3.- La aplicación de dicha doctrina al caso objeto del recurso lleva a su desestimación. Los hoy recurrentes no formularon propiamente una impugnación de la sentencia que cuestionara los pronunciamientos favorables al apelante inicial (que no los había), sino que pretendieron cuestionar los pronunciamientos favorables al demandante, que no había apelado (ni podía hacerlo pues la sentencia le había sido plenamente favorable).
La impugnación que se pretendió (que los propios recurrentes calificaron como 'adhesión' al recurso interpuesto por su codemandada) no respondía al sentido de dicha institución, que como se ha dicho busca el aquietamiento de los litigantes ante sentencias que le sean parcialmente desfavorables, de modo que solo si la parte contraria la recurre y su situación puede agravarse respecto de la que resulta de la sentencia, el litigante que inicialmente no apeló pueda también formular su impugnación. En el caso enjuiciado, la impugnación buscaba simplemente eludir los efectos de la preclusión de su posibilidad de impugnar, mediante el recurso de apelación, los pronunciamientos de la sentencia, lo que se pretendió realizar mediante la adhesión a las pretensiones impugnatorias que había formulado la codemandada, algunas de ellas sin legitimación para hacerlo pues solo podían haber sido formuladas, en tiempo y forma, por los hoy recurrentes ".

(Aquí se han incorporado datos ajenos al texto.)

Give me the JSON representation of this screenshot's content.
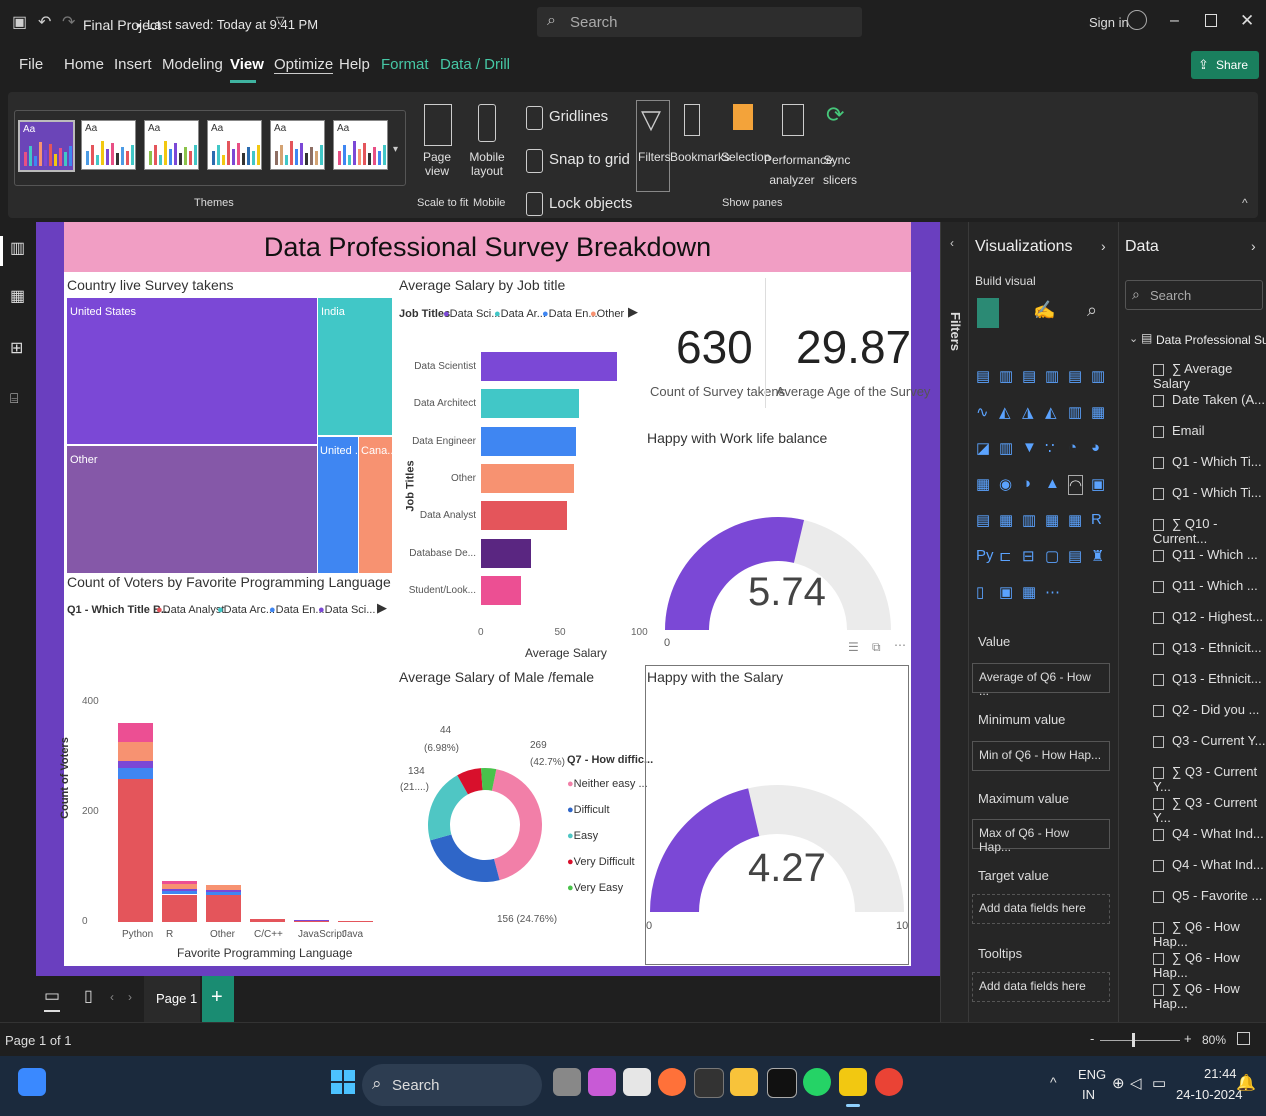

Doctrina confirmada recientemente por el Tribunal Supremo en su sentencia de 23 de abril de 2017 al decir que lo que la doctrina prohíbe es que la parte aproveche el trámite de impugnación para incorporar al debate aspectos que no combatieron inicialmente en su recurso.
Pero si ante una estimación parcial de las pretensiones de una y otra parte, un litigante se aquietó inicialmente y no formuló recurso de apelación, puede aprovechar el trámite de oposición al recurso de apelación formulado por el litigante contrario para impugnar a su vez la sentencia, y tal impugnación puede afectar a pronunciamientos que sean objeto del recurso de apelación principal o a otros pronunciamientos ajenos a tal recurso, con tal de que le sean desfavorables y que la impugnación sea dirigida contra el apelante.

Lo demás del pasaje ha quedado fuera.